Berlin wird in den kommenden Jahren große Probleme haben, genug Schulplätze zur Verfügung zu stellen. Das geht aus dem neuen Schulentwicklungsplan für Berlin hervor, der der Berliner Zeitung vorliegt. Demnach rechnet der Senat damit, dass die Schülerzahl an allgemeinbildenden Schulen bis zum Jahr 2022/23 um knapp 15 Prozent auf 335.720 Schüler zunehmen wird.

Besonders bemerkenswert: Während die Gesamtbevölkerung Berlins bis ins Jahr 2030 um etwa sieben Prozent zunehmen soll, heißt es nun vorausschauend, dass die Zahl der 6- bis 18-Jährigen im gleichen Zeitraum um 20 Prozent steigen wird. „Der größte Teil dieses Zuwachses wird bereits bis 2020 erfolgt sein“, heißt es in dem Plan, der an diesem Dienstag im Senat behandelt wird. Deshalb sollen 2500 Lehrer zusätzlich eingestellt werden.

Die Stadt kommt beim Bauen nicht hinterher

Vor besonders großen Herausforderungen stehen die östlichen Bezirke, insbesondere Lichtenberg, Treptow-Köpenick und Pankow. Im Berliner Osten waren in den 1990er-Jahren wegen des Geburtenrückgangs und des Wegzugs ins Umland zahlreiche Schulgebäude aufgegeben oder gar abgerissen worden. Jetzt ist alles anders: Die Stadt kommt angesichts der wachsenden Schülerzahlen mit dem Bauen nicht hinterher.

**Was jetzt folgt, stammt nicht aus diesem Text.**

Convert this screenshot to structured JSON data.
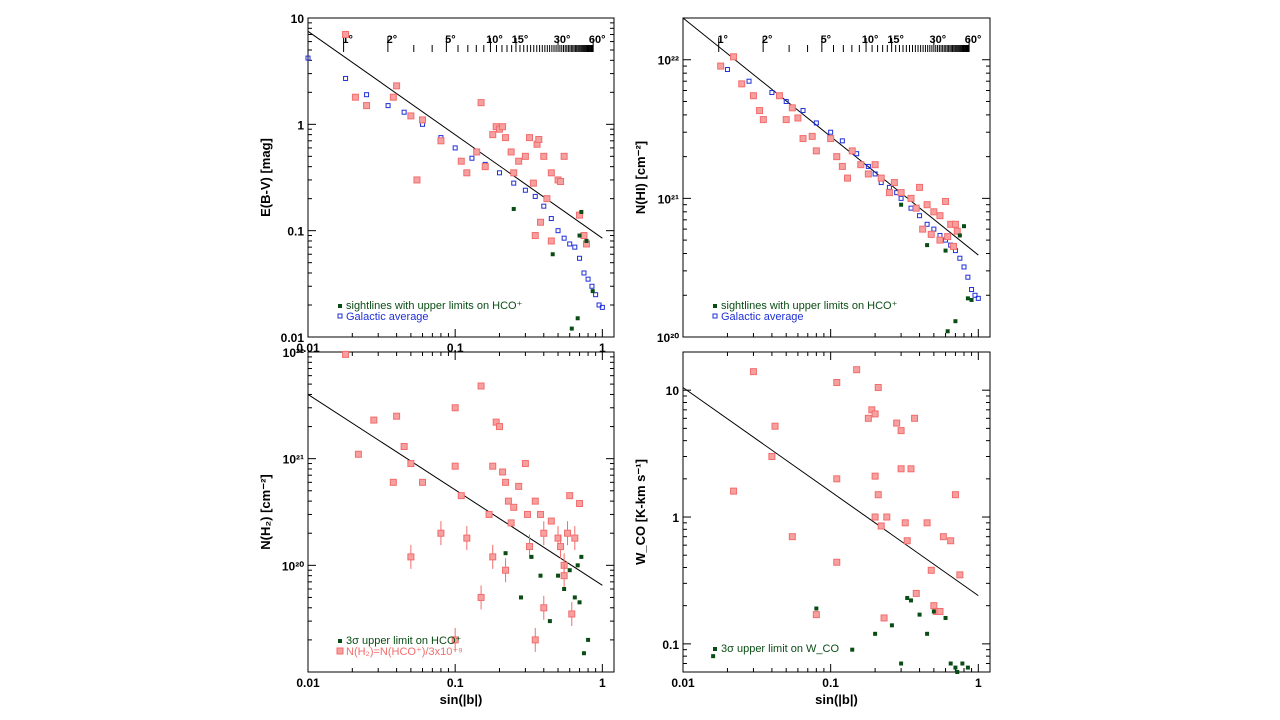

„Der starke Anstieg hat zur Folge, dass die erforderlichen Schulraumkapazitäten bei den üblichen Planungs- und Bauzeiten nicht zeitgerecht zur Verfügung stehen würden“, räumt der Senat in seiner Planung ein. Deshalb müsse nun mit den Bezirken verstärkt geprüft werden, ob alte Schulstandorte wieder aktiviert werden können. Gleichzeitig sollen an geeigneten Standorten weitere Ergänzungsbauten in Modulbauweise entstehen. Mit diesen Bauten würde vor allem der kurzfristige Bedarf abgedeckt werden. „Neben der Reaktivierung leer stehender Gebäude setzen wir auch darauf, Flächen aus dem Landeseigentum zu sichern“, sagte Bildungssenatorin Sandra Scheeres (SPD) auf Anfrage.

Große Hoffnungen setzten die Verantwortlichen in der Bildungsverwaltung auf die neue Liegenschaftspolitik des Senats. So sollen alle zum Verkauf stehenden landeseigenen Grundstücke daraufhin überprüft werden, ob sie als Schulstandort taugen. Wenn das der Fall ist, könnte die Bildungsverwaltung ein Veto gegen den Verkauf einlegen. Für die schulische Infrastruktur benötigte Flächen sollten auch langfristig „als Vorhalteflächen gesichert“ werden können, heißt es dazu bürokratisch in dem Senatspapier. Investoren, die landeseigene Grundstücke für Wohnbauprojekte erwerben, müssten zudem nicht nur Wohnungen, sondern auch Schulen mitbauen. Städtebauliche Verträge nach dem Berliner Modell der kooperativen Baulandentwicklung bieten hier eine Handhabe. In der Vergangenheit hatte es in Berlin immer wieder Streit gegeben, weil die Bezirke bei größeren Wohnungsbauprojekten nicht an zusätzliche Kitas und Schulen gedacht hatten.

Belastungen für bestehende Gebäude

In den kommenden zehn Jahren werden zusätzliche Klassenräume und Gebäude laut den Planungen des Senats vor allem für Grund- und Sekundarschulen benötigt, aber auch für Gymnasien. Damit kommen auch erhebliche Belastungen auf bereits bestehende Schulgebäude zu. Künftig soll jede Grundschule mindestens drei statt zwei Klassen pro Jahrgang aufmachen und jedes Gymnasium mindestens vier statt drei Klassen. Stefanie Remlinger, Grünen-Bildungspolitikerin im Abgeordnetenhaus, fragt sich allerdings, wie in vollen Schulbauten zeitgemäße Pädagogik umgesetzt werden kann. „Im Kern geht es um die Frage, wie die Schulgebäude des 21. Jahrhunderts aussehen sollten“, sagte Remlinger.